The best fictionists are the best because they manage to work these familiar furrows with such canniness, aplomb, and (various) imaginative and formal force as to make them rise out of the ordinary, he adds.

"Such rising is the characteristic of our shortlist." 

Cunningham also argues that it's also the arresting case that not all but very many, even a majority, of the best contemporary South Asian fictionists live and write abroad - in Canada, the US and England, especially in Canada and the US.

"This has a lot to do with Canadian and US and some British universities providing a home for South Asian writers - beginning, in the case of the US and Canada, at the student level. Which is, of course, why the most notable of modern South Asian fiction is often about uprootedness, geographical and spiritual alienation, being liminal between cultures," he told PTI.

Another judge Senath Walter Perera says politics in the South Asian region continues to be a popular theme - often treated seriously but sometimes in a manner that is burlesque.

"This year the allure of joining extremist organisations overseas for those living comfortable, middle class lives in the West was an additional concern," he says.

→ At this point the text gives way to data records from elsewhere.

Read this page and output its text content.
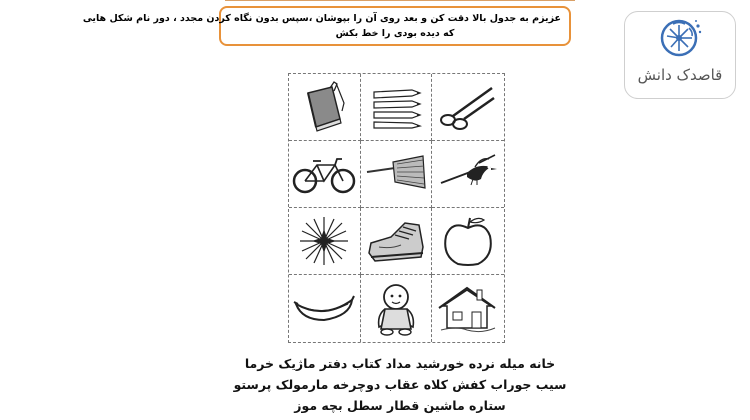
عزیزم به جدول بالا دقت کن و بعد روی آن را بپوشان ،سپس بدون نگاه کردن مجدد ، دور نام شکل هایی
که دیده بودی را خط بکش
قاصدک دانش
خانه میله نرده خورشید مداد کتاب دفتر ماژیک خرما
سیب جوراب کفش کلاه عقاب دوچرخه مارمولک پرستو
ستاره ماشین قطار سطل بچه موز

"Issues relating to diasporic living persist in South Asian writing emerging from the UK and the US though the focus is now on the children or grandchildren of immigrants," he adds.

Although no translation made it to the shortlist, Perera says the jury read many excellent translations which provided another dimension to the competition.

"Raj nostalgia remains an irresistible theme in South Asian writing in English with carefully researched narratives on the period. I did not find much innovation in narrative structure in this year's entries though an epistolary novel between women living in two different South Asian countries did catch my eye," he says, adding this was his personal response.